Une commission d'enquête parlementaire se profile

Après l'affaire Kopp et celle des fiches il y a 20 ans, une nouvelle commission d'enquête parlementaire pourrait voir le jour.
12 janv. 2010, 11:34

«ça suffit!» Les parlementaires semblent de plus en plus prêts à créer une commission d'enquête parlementaire (CEP) pour étudier les circonstances de la remise en février dernier de données bancaires de l'UBS au fisc américain, ceci en violation avec le droit suisse, comme vient de l'affirmer le Tribunal administratif fédéral (TAF). Il faut dire que depuis plus d'une année, les élus ont été régulièrement tenus à l'écart des décisions concernant la grande banque et le secret bancaire. Une CEP remettrait le curseur dans le camp politique et lui permettrait d'assumer son rôle de «haute surveillance». Eclairage.
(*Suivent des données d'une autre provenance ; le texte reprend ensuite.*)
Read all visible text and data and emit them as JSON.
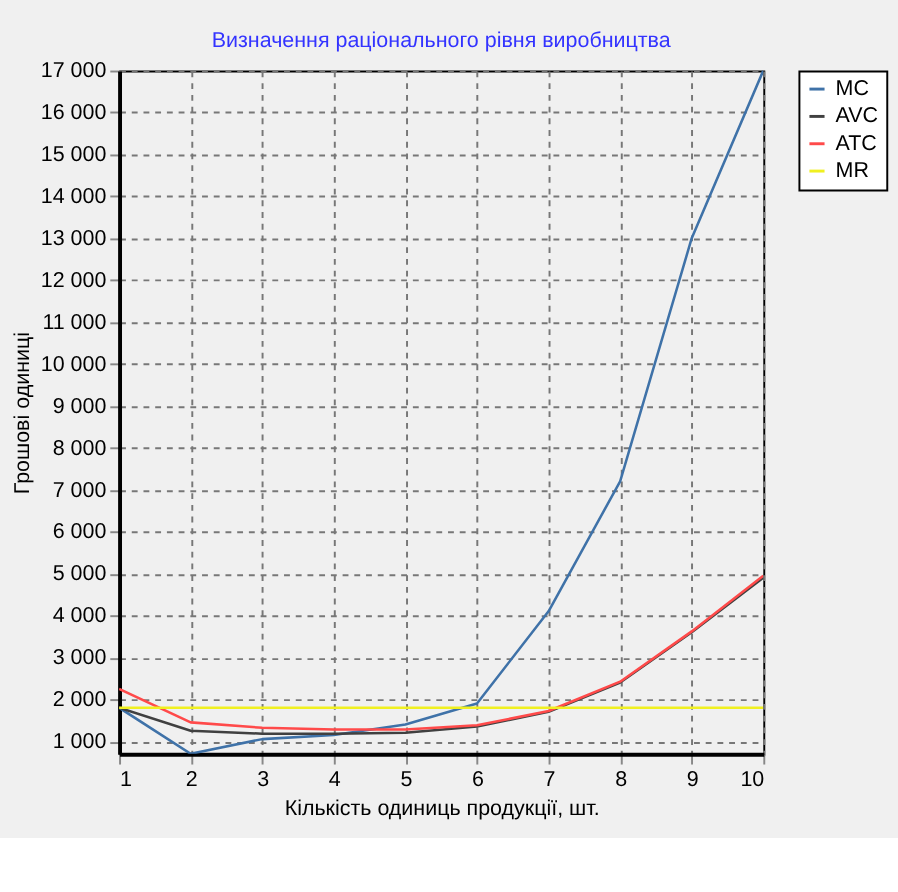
{
  "chart_data": {
    "type": "line",
    "title": "Визначення раціонального рівня виробництва",
    "xlabel": "Кількість одиниць продукції, шт.",
    "ylabel": "Грошові одиниці",
    "x": [
      1,
      2,
      3,
      4,
      5,
      6,
      7,
      8,
      9,
      10
    ],
    "series": [
      {
        "name": "MC",
        "color": "#3f72a8",
        "values": [
          1800,
          700,
          1050,
          1150,
          1400,
          1900,
          4100,
          7200,
          13000,
          17000
        ]
      },
      {
        "name": "AVC",
        "color": "#404040",
        "values": [
          1800,
          1250,
          1180,
          1180,
          1200,
          1350,
          1700,
          2400,
          3600,
          4900
        ]
      },
      {
        "name": "ATC",
        "color": "#ff4a4a",
        "values": [
          2250,
          1450,
          1320,
          1280,
          1280,
          1380,
          1720,
          2420,
          3620,
          4950
        ]
      },
      {
        "name": "MR",
        "color": "#f0f020",
        "values": [
          1800,
          1800,
          1800,
          1800,
          1800,
          1800,
          1800,
          1800,
          1800,
          1800
        ]
      }
    ],
    "xlim": [
      1,
      10
    ],
    "xticks": [
      1,
      2,
      3,
      4,
      5,
      6,
      7,
      8,
      9,
      10
    ],
    "ylim": [
      700,
      17000
    ],
    "yticks": [
      {
        "value": 1000,
        "label": "1 000"
      },
      {
        "value": 2000,
        "label": "2 000"
      },
      {
        "value": 3000,
        "label": "3 000"
      },
      {
        "value": 4000,
        "label": "4 000"
      },
      {
        "value": 5000,
        "label": "5 000"
      },
      {
        "value": 6000,
        "label": "6 000"
      },
      {
        "value": 7000,
        "label": "7 000"
      },
      {
        "value": 8000,
        "label": "8 000"
      },
      {
        "value": 9000,
        "label": "9 000"
      },
      {
        "value": 10000,
        "label": "10 000"
      },
      {
        "value": 11000,
        "label": "11 000"
      },
      {
        "value": 12000,
        "label": "12 000"
      },
      {
        "value": 13000,
        "label": "13 000"
      },
      {
        "value": 14000,
        "label": "14 000"
      },
      {
        "value": 15000,
        "label": "15 000"
      },
      {
        "value": 16000,
        "label": "16 000"
      },
      {
        "value": 17000,
        "label": "17 000"
      }
    ],
    "grid": true,
    "legend": "top right",
    "line_style": "solid",
    "marker": "none"
  }
}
Après moult demandes d'éclaircissements et autres tentatives, le parti socialiste a sorti l'arme absolue en déposant en décembre une intervention parlementaire demandant la création d'une CEP. L'arrêt du TAF diffusé vendredi dernier met du vent dans ses voiles. Pour le conseiller aux Etats socialiste Alain Berset, une CEP est un «signal politique fort visant à faire la lumière sur une série d'événements d'une grande portée pour la Suisse». Etablir les faits, documenter, analyser et débattre de ce qui s'est passé: voilà ce qui intéresse le sénateur qui estime qu'il s'agit d'une question de crédibilité des institutions. «Si on n'utilise pas cet instrument dans ce cas-là, on peut se demander à quoi il sert?» lâche-t-il. Une CEP peut émettre une appréciation sur les responsabilités de certaines personnes et formuler des recommandations. On peut imaginer que le fonctionnement et le statut de la Finma seront passés au peigne fin, mais aussi la responsabilité du Conseil fédéral et plus particulièrement de Hans-Rudolf Merz. L'affaire des fiches a montré qu'en créant une CEP, on ne sait jamais sur quoi elle débouche.

Après le PS, l'UDC et les Verts se sont déclarés favorables à la création d'une CEP. L'alliance est apte à faire passer le projet au National, mais pas aux Etats où le PDC et le PLR sont majoritaires. «Si ça ne tient qu'au Conseil des Etats et que quelques élus pèsent négativement sur le vote, je ne souhaiterais pas être à leur place», lâche Alain Berset. «Mais je pense qu'ils vont bien réfléchir car il faut plus que du courage pour s'opposer à une CEP et dire qu'on ne veut pas faire la lumière sur ce qui s'est passé.»

Les socialistes ont le PDC dans le viseur. Quelques membres se sont ralliés individuellement à la cause. Hier, Christian Levrat semblait confiant. «J'ai bon espoir de pouvoir convaincre le PDC mais aussi le PLR et qu'on sorte d'une logique partisane», estime-t-il. D'ailleurs, le président du PS laisse entendre que la question n'est déjà plus de savoir s'il y aura ou non une CEP mais quel sera son mandat exact.

Le PLR semble cependant camper sur ses positions. La libérale genevoise Martine Brunschwig Graf estime que «le TAF a émis un jugement de 60 pages très clair, confirmant ce qu'on savait déjà. Je ne vois pas ce qu'une CEP peut bien apporter de plus. Je ne vois pas le sujet.» De plus, la conseillère nationale rappelle que la commission de gestion a déjà été saisie du dossier et que l'arrêt du TAF peut faire l'objet d'un recours. A l'écouter, la ligne de son parti est claire, même si elle admet que la position du Conseil fédéral attendue demain peut changer la donne.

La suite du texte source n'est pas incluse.